After returning home, Eden was still struggling to feed, and Janika was becoming more and more desperate.
"Each time I had to breastfeed, it was miserable," she admits. "It was agony and there just wasn't enough milk for him."
With their baby barely sleeping – and not keen on going in a buggy or car seat either – the decision was quickly made that Ross wouldn't go back to Japan.
"It was like the apocalypse – he couldn't leave," recalls a panicked Janika.
And unlike most Kiwis, Janika was delighted when the All Blacks were knocked out of the tournament after losing the semi-final to England. "I love the All Blacks, but I was stoked," she laughs. "It made it that much easier for Ross to stay home, and Mediaworks [his boss] was so understanding."
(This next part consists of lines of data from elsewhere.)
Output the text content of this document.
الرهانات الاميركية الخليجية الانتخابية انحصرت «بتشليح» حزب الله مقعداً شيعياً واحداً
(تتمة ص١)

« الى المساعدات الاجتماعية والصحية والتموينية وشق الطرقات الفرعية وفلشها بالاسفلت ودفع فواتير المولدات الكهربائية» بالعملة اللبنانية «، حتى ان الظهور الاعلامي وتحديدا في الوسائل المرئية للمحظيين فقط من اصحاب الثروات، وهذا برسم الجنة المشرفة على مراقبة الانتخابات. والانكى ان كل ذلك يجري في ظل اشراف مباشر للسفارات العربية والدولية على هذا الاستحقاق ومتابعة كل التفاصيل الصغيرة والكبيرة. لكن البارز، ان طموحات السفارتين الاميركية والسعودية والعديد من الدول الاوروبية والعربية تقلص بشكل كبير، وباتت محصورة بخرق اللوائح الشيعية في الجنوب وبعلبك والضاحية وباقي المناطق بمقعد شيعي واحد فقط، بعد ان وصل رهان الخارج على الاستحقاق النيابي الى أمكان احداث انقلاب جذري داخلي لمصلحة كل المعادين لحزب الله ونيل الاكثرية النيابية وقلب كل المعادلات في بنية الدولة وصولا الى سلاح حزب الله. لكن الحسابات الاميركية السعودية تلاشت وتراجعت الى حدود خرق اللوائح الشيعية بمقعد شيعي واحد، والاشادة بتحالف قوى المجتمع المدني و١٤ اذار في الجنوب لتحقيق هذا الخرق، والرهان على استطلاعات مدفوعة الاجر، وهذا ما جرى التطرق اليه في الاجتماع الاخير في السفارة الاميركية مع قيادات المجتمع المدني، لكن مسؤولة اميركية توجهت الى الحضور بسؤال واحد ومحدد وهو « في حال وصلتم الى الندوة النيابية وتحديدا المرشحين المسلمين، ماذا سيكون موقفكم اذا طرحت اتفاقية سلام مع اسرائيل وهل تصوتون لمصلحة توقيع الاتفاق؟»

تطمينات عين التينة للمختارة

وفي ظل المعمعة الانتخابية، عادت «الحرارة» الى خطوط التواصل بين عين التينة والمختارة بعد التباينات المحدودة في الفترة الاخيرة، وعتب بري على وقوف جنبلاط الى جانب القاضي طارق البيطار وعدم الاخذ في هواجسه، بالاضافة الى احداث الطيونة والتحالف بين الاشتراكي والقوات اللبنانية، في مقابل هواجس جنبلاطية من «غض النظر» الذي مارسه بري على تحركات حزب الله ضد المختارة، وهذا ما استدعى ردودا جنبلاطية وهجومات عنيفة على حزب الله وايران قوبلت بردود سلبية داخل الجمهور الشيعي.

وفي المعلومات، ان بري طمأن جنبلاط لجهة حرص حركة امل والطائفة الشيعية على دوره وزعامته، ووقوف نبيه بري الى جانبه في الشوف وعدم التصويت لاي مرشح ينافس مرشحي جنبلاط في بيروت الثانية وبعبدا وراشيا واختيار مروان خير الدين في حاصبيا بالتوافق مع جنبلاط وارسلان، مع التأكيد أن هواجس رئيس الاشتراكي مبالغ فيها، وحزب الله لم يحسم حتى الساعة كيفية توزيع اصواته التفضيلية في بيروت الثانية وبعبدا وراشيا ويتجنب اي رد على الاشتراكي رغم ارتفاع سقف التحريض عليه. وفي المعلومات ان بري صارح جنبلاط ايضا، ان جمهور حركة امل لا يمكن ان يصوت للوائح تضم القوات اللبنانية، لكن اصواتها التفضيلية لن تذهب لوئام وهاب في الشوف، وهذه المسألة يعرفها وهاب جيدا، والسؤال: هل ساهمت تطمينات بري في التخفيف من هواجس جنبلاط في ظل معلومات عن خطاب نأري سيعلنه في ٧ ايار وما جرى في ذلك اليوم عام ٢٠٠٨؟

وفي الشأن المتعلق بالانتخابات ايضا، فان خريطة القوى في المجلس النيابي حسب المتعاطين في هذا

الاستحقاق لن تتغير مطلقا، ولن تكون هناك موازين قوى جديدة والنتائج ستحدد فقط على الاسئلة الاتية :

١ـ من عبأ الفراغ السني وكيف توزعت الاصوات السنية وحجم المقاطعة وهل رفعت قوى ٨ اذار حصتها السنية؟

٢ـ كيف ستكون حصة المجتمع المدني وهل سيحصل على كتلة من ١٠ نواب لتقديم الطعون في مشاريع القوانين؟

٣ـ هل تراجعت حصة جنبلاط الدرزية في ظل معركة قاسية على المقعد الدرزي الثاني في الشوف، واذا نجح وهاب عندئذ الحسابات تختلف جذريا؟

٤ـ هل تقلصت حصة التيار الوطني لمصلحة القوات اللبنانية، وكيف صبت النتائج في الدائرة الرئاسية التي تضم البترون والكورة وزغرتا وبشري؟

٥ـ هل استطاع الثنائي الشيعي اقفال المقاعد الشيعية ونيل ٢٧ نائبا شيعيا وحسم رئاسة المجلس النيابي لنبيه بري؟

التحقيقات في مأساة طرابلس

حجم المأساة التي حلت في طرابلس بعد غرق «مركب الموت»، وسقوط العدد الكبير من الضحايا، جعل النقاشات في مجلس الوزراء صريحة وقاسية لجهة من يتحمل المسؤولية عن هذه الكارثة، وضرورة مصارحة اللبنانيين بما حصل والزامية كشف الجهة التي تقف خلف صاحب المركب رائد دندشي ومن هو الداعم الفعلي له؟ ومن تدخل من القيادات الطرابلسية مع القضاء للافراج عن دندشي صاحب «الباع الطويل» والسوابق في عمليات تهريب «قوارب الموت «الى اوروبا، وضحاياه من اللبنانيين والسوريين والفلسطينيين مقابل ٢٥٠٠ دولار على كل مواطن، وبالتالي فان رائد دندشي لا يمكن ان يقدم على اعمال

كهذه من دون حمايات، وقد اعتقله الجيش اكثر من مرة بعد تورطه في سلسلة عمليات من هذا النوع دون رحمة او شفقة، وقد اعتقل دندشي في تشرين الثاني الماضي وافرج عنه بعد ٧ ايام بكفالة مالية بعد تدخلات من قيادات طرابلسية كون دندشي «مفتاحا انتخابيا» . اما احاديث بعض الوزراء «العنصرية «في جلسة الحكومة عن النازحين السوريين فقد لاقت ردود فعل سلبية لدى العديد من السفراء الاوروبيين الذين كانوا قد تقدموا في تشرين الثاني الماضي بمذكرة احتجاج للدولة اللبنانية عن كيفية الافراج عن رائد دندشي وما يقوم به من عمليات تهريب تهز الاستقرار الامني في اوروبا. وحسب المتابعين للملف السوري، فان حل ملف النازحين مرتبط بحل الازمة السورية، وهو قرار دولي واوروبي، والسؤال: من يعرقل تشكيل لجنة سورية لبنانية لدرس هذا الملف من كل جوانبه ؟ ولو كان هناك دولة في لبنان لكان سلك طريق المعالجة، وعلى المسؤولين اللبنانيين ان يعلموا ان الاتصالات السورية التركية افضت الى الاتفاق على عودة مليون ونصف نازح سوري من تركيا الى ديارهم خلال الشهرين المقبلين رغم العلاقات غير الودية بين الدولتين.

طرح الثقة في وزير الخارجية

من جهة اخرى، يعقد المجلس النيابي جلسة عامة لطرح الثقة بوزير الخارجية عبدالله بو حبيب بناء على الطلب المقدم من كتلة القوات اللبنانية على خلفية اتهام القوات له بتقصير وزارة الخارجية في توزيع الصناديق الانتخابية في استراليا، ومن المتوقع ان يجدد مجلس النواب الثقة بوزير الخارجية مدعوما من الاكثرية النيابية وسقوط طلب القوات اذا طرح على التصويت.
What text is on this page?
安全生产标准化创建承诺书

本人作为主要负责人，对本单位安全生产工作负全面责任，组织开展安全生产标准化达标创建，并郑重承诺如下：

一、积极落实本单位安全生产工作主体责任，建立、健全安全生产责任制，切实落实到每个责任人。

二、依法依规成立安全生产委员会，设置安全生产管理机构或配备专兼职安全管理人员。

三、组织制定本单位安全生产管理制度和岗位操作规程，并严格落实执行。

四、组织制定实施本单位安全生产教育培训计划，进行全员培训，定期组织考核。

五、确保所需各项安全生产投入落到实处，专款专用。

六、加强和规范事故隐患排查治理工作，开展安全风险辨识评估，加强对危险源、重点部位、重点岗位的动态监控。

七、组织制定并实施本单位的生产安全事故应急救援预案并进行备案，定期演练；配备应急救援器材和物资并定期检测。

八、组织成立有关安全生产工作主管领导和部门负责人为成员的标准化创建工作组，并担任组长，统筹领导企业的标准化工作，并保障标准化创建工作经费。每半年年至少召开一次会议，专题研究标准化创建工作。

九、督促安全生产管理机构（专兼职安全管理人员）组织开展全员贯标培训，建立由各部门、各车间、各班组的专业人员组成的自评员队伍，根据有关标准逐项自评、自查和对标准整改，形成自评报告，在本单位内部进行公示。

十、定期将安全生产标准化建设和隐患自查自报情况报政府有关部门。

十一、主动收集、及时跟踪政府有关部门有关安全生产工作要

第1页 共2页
After seeing lactation consultants, Eden had a procedure to fix his tongue tie and his relieved parents say he's now thriving on a combination of breast and bottle-feeding. The little one's recently started to enjoy walks in the front pack, so Janika is loving getting out of the house again too!
"It's really fun hanging out with him now," gushes Janika. "We're loving it."
And she's making the most of every precious moment with her boy before returning to work in March. Despite the challenges, there's no doubt that Eden has brought new meaning to life for the couple, who wed in 2016.
"The highs are higher than we ever could've imagined. We feel so incredibly lucky to have him," tells Janika.